Ryuu96 said: I wonder if Microsoft is struggling to find a buyer or do the terms for the deal. This is what it sounds like right now based on rumours. Option 1 - Microsoft sells the Activision licenses to another company (rumoured to be EE, owned by BT who are a massive telecommunications company). EE company receives the licenses but can set the terms themselves, a worse deal for consumers and cloud companies in the UK. I wouldn't be surprised if Nvidia and others say this deal is worse than Microsoft's original deal but accept it because it applies to UK only. Option 2 - Microsoft sells the licenses to another company, but they have to abide by the European Commission rules that Microsoft applied to themselves, those rules are that the licenses are free, now I question what the incentive is for another company to accept this deal, how would they make money?
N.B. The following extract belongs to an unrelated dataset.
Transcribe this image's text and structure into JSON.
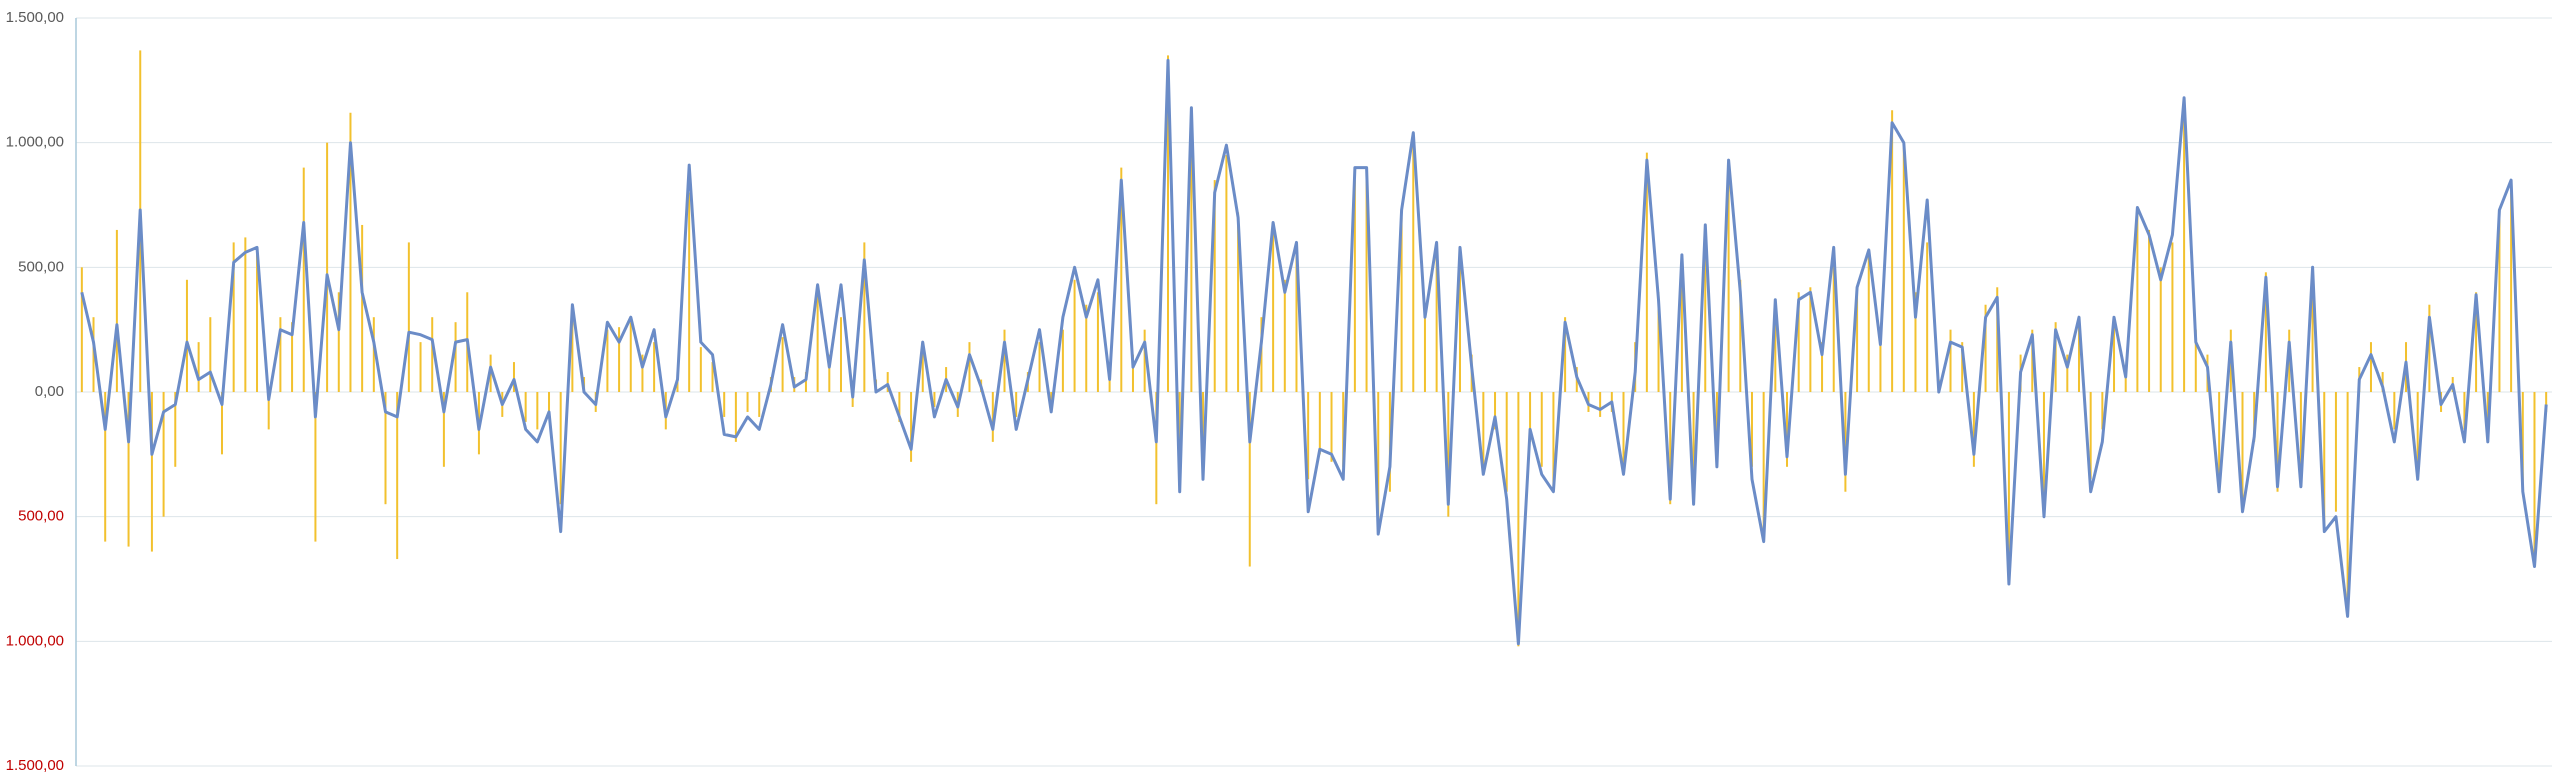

Microsoft would have to give them some extra financial incentives. All this messing around for a deal which may end up being far worse than the EU deal but at least it isn't Microsoft setting the prices! |
I don't see any of the options you listed as been good for competition or for the consumers and MS would be better off just closing their Cloud Gaming operations in the UK. Because MS selling the Activision rights to Kevin Bacon isn't going to be good for anyone it will either kill off the nascent market they are worried about or it will allow the likes of Amazon to dominate the space without any big competition.
..but when the CMA accept a deal that is worse for competition and customers than the deal they initially blocked can it be undone later?